The pain of loosing my Dad

Hello,

My Dad passed away the week before Christmas. It was a week after we found out he had cancer , pancreatic cancer as it turned out.

He had jaundice and was sent to hospital for tests and was told it would probably be gallstones and he would need antibiotics. And then he was gone. No time to say all of the things you would want to say. No time to comprehend what was happening. I've lived away from him for many years and had planned to move back this year as he was getting older. I know how much he was looking forward to that from the plans that we had made.  

I can't believe how quickly everything happened and how cruel the timing was.  Everything seems so pointless now. The pain of him not being here takes my breath away. The shock and the grief is agonising. I can't imagine my life with my Dad not in it . 

 

 

  • Hello 

    I'm so sorry that you your dear dad has passed in such a sudden way. 
    There are so many losses there. His physical loss and the time you should have had together. 
    My dad passed last May and for the first 3 months I woke up early each morning in physical pain. I had longer to get used to the inevitably of his death from cancer but it still hurt so much. 
    As time has passed I have found comfort in talking about him with family members and sharing photos and stories. Everyone has their own way of grieving and nothing prepares you for the pain of it. 
    You have sufferered a cruel loss and I am so sorry for the pain that goes with that. 
    thinking of you 

    Fiona 

  • Hi Fiona,

    Thank you so much for your reply . I'm sorry you are going through this too.

    The physical pain is unbelievable isn't it. Everything I do , which isn't much right now , I just keep thinking I can't tell my Dad or show my Dad. Even silly little things. I can't get my head around the fact  that he isn't here. 
     

    I put together a photo tribute for his funeral and since then I haven't been able to look at photos of him. It's simply to painful now but hopefully in time as you say that will help .

    How do you accept that they have gone ? Please tell me the pain eases x 

     

  • Hello

    I think it's the small things that are the worst in some ways. When I think 'oh dad would like that' then I remember that he's dead.
    The pain does ease in time but I don't think anything prepares you for how tough it is in the beginning. 
    my dad was a Dynamo. He lived life with the energy of a person half his age. He could also be very annoying as he was so stubborn.

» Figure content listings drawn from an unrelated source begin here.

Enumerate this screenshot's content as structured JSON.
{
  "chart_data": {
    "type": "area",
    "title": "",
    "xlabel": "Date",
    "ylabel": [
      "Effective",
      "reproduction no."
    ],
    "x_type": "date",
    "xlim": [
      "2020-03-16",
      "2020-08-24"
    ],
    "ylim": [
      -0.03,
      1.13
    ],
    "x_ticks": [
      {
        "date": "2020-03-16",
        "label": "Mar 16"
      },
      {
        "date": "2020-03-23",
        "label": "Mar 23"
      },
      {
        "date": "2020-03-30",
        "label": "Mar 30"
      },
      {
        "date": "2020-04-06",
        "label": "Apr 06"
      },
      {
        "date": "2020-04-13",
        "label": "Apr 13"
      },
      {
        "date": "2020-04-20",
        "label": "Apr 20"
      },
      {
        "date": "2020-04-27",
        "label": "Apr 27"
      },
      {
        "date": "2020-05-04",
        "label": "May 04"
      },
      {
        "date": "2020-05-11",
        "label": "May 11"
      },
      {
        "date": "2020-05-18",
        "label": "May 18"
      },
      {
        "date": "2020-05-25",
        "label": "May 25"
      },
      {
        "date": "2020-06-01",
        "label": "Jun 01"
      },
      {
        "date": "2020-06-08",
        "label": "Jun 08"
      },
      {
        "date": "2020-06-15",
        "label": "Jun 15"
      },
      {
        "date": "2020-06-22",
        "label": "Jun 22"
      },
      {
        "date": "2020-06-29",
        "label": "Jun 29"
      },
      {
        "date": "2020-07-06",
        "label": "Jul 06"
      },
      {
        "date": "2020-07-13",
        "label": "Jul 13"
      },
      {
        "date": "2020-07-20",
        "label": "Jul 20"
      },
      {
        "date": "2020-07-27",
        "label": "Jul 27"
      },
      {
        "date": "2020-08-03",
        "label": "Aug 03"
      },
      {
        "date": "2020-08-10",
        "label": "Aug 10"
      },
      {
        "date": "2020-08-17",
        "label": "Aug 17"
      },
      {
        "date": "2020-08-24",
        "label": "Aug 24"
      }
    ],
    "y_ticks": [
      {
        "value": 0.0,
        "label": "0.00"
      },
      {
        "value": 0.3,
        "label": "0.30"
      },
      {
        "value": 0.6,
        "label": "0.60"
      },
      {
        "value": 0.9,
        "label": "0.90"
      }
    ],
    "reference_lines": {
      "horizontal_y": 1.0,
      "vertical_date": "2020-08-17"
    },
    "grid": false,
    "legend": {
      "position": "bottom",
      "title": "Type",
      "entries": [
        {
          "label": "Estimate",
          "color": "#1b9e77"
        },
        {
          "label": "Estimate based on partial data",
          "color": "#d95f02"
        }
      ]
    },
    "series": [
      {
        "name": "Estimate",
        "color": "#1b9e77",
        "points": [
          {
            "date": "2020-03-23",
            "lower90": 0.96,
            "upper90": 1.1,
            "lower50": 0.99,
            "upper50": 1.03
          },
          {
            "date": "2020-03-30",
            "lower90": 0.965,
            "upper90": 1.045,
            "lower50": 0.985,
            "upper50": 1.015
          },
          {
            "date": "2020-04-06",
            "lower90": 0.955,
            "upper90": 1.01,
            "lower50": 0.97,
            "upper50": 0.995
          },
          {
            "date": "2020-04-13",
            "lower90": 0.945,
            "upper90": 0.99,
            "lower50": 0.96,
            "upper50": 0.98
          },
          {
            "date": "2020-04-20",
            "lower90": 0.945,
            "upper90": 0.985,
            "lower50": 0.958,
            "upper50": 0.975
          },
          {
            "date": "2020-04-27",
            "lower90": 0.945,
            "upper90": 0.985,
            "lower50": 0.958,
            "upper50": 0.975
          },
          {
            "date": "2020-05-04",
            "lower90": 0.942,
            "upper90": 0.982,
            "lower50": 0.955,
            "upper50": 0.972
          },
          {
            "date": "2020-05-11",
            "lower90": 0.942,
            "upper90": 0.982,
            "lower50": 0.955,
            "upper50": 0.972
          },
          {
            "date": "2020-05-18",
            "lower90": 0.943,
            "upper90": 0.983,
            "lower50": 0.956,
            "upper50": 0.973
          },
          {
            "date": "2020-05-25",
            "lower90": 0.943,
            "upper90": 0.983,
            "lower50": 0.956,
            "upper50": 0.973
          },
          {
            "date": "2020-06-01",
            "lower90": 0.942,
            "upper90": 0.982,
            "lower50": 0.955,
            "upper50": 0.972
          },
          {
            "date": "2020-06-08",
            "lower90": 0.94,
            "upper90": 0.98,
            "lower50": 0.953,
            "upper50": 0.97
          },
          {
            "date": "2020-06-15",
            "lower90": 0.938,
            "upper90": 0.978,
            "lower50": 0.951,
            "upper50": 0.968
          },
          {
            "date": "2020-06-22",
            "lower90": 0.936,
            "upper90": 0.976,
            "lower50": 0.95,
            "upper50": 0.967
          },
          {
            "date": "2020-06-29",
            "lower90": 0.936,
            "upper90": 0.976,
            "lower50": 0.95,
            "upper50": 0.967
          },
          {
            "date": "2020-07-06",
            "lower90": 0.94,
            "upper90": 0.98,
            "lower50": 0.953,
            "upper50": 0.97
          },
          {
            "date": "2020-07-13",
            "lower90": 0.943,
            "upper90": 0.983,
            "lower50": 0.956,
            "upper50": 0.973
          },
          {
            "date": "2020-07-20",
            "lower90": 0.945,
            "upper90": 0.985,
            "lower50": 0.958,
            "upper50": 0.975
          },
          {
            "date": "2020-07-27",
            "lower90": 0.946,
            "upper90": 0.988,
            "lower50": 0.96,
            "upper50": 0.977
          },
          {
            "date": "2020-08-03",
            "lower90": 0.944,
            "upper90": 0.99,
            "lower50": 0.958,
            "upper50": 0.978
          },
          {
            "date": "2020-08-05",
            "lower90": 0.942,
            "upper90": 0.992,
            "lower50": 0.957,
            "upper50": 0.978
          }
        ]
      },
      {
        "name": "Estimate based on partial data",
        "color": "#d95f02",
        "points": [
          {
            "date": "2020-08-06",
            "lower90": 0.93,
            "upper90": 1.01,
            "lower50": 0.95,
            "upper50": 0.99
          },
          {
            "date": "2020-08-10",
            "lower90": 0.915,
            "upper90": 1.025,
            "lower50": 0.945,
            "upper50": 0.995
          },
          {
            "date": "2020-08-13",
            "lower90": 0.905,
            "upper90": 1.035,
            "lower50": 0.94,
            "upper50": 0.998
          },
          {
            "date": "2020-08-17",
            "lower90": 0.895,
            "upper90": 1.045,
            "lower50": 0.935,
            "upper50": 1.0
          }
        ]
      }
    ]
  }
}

It was almost impossible to believe that his energy and presence had gone. In those early months I looked for signs that he was still here which sounds daft as I myself don't believe in an afterlife. 
    I have come to understand that my dad is at peace and it's my job to remember him and to accept the joy he brought to my life as well as the pain. 
    I know that my suffering is a consequence of the love I had for him and so is that pain. 

    The photos in the early days did make me cry. I find I can look at them now feeling sad but also remembering him which feels something else. 
    I'm so sorry for your loss and for the pain of it.